Performance Analysis

The preceding information shows that there are many profile data files and the analysis methods are flexible. The following introduces several important files and corresponding analysis methods.

  • Analyze the step_trace_*.csv file to obtain the iteration trace data. This file records the duration of each iteration.
    Figure 3 Example of the step_trace_*.csv file
    The main fields are as follows:
    • Iteration Time: computation time of an iteration, including the time of the FP/BP and Grad Refresh phases.
    • FP to BP Time: computation time of forward and backward propagation on the network.
    • Iteration Refresh: iteration trailing time.
    • Data Aug Bound: interval between two adjacent iterations.
  • Analyze the op_statistic_*.csv file to obtain the total calling time and total number of calls of each type of operators, check whether there are any operators with long total execution time, and analyze whether there is any optimization space for these operators.
    Figure 4 Example of the op_statistic_*.csv file

    You can sort the operators by Total Time to find out which type of operators takes a long time.

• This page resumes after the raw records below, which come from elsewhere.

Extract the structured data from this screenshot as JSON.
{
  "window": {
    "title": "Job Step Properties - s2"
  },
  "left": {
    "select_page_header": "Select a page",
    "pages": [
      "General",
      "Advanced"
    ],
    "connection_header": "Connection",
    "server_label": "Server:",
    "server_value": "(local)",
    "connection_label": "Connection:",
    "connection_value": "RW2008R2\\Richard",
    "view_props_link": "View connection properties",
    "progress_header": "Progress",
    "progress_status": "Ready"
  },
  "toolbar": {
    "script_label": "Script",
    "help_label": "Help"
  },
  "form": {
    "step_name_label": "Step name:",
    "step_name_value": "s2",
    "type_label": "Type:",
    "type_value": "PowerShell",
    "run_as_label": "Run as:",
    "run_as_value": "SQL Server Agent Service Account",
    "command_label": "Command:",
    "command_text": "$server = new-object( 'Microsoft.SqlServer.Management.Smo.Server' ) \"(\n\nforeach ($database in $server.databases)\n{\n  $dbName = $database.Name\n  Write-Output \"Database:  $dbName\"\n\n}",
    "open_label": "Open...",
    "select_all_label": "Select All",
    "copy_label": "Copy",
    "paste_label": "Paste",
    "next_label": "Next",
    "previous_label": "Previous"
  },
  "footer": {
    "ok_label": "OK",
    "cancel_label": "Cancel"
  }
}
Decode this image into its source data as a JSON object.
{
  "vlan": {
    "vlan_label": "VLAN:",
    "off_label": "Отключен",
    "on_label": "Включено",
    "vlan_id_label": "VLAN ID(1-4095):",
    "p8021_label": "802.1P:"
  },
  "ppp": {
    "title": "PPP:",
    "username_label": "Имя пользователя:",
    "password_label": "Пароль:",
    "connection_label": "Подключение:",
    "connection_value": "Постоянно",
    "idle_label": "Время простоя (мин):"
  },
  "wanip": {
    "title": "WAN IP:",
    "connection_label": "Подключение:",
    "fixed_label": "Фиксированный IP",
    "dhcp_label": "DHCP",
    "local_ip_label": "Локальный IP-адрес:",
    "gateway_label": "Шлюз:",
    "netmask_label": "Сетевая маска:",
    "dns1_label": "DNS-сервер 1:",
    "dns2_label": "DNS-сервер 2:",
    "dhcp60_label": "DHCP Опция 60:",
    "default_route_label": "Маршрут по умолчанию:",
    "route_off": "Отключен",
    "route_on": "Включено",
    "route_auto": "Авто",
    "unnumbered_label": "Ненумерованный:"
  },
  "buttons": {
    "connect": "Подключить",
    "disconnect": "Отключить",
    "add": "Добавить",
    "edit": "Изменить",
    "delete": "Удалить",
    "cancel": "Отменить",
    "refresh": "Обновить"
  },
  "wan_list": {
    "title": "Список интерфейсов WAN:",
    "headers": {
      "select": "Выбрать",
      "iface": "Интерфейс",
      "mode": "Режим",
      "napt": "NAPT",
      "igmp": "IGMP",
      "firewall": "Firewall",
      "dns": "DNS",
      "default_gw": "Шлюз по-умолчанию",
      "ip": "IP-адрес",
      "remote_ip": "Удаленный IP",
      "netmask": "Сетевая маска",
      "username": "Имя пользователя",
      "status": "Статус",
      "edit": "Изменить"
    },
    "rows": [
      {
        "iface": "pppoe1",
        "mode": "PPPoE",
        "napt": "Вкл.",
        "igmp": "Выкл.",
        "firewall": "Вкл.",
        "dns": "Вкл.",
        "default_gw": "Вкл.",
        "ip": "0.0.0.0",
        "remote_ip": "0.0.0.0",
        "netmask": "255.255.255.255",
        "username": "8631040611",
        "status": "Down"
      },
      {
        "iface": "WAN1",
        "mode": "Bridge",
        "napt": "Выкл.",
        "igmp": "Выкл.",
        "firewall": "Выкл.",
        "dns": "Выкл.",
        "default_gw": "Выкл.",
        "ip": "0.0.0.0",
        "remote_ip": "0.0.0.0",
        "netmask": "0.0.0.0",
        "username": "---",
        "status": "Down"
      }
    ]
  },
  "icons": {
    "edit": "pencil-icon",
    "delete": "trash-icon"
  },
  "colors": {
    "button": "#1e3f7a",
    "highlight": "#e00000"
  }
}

  • Analyze the op_summary_*.csv file to obtain the basic information and time consumption of a specific operator, find the operator with high time consumption, and check whether there is any optimization space for the operator.
    Figure 5 Example of the op_summary_*.csv file

    The Task Duration field specifies the operator time consumption. You can sort operators by Task Duration to find time-consuming operators, or sort them by Task Type to view the time-consuming operators running on different cores (such as AI Core and AI CPU).